The decrease in probability heralds the arrival of…
Quintets
fig = plot_shared_birthday_prob(M=5, max_num_guests=500)
50% threshold for 5 shared birthdays reached for 314 guests.
90% threshold for 5 shared birthdays reached for 413 guests.
fig = plot_shared_birthday_prob(M=5, max_num_guests=1000, how='a maximum of')
Sextets
(This is starting to take some time to run…)
fig = plot_shared_birthday_prob(M=6, max_num_guests=1000)
50% threshold for 6 shared birthdays reached for 457 guests.
90% threshold for 6 shared birthdays reached for 586 guests.
fig = plot_shared_birthday_prob(M=6, max_num_guests=1000, how='a maximum of')
We are barely reaching the 50% threshold now.
And one last one for the road.
Septets
fig = plot_shared_birthday_prob(M=7, max_num_guests=1000)
50% threshold for 7 shared birthdays reached for 616 guests.

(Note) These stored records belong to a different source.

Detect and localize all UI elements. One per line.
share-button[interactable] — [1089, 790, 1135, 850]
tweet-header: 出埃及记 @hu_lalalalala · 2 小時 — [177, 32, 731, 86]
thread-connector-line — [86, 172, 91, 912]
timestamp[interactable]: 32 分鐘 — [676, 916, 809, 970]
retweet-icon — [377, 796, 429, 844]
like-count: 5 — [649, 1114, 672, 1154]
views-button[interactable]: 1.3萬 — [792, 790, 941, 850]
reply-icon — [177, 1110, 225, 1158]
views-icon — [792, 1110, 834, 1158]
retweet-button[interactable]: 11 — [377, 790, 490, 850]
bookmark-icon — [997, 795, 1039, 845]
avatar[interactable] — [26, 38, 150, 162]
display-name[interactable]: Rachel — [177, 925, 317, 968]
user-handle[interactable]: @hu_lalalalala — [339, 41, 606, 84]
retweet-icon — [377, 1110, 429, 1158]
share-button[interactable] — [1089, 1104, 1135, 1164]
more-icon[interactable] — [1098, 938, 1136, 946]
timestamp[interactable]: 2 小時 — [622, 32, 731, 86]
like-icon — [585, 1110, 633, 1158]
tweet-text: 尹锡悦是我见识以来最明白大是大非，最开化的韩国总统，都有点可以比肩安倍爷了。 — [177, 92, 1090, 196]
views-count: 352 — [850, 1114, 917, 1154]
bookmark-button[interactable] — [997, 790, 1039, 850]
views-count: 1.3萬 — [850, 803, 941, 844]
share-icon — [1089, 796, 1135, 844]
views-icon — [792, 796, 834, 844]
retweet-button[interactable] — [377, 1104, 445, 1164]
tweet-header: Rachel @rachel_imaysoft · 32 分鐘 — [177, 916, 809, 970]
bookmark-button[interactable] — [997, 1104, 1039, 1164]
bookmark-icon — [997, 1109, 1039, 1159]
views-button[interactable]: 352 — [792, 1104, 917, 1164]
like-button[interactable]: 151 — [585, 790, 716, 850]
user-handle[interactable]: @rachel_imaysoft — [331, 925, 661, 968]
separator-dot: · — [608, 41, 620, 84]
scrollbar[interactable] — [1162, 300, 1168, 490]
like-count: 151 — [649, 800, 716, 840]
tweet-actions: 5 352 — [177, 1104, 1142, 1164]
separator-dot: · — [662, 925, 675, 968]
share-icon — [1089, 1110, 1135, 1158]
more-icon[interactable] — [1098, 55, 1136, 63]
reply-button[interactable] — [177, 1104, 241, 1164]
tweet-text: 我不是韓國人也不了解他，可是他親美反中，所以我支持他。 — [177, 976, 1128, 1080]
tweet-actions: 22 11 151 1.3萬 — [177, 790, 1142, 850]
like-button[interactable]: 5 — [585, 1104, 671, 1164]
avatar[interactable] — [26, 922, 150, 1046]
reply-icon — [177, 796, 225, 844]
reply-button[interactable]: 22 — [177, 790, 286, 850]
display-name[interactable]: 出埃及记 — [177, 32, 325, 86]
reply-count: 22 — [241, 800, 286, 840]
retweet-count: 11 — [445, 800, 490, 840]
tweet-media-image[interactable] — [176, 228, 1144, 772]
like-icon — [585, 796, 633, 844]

90% threshold for 7 shared birthdays reached for 768 guests.
fig = plot_shared_birthday_prob(M=7, max_num_guests=1000, how='a maximum of')
It looks like were we to smoothen out this plot, the probability would never reach 50%.
There you have it!
Hopefully, this little exploration of the birthday problem illustrates how useful simulation can be. In the case of the generalised version of the problem beyond pairs, we were able to simulate the problem easily by making a small modification to our original code.
Perhaps one question remains. How can we be sure that our simulation gives a reasonable (however we want define it) approximation of the answer?
Well, for pairs we compared our code to the exact result. Can we do the same for M > 2?
It turns out that there exists an exact answer to this problem for the general case, however it is much more involved than our little derivation for M = 2.
For more information I’ll refer you to this paper by Fisher, Funk, and Sams.
We can nonetheless compare our simulation to the authors’ exact result for the 50% threshold for the values of M they used:
| M | 2 | 3 | 4 | 5 | 6 | 7 |
|----------------|----|----|-----|-----|-----------|
| exact | 23 | 88 | 187 | 313 | N/A | N/A |
| our simulation | 23 | 87 | 188 | 314 | 457 | 616 |
We’re in the right ball park. We could probably improve our results a bit by using more than 1000 trials.
It might also be interesting to record the variance across the trials during our simulation.
This, as they say, will be left as an exercise for the reader, and the next time you’re at a birthday party, if there are more than 23 people present be sure to sing “Haaaaappy birthday to youse!“, the pairs, trios, quartets, etc… will be grateful (the person organising the birthday party, not so much, oddly enough. There’s no pleasing some people anyway).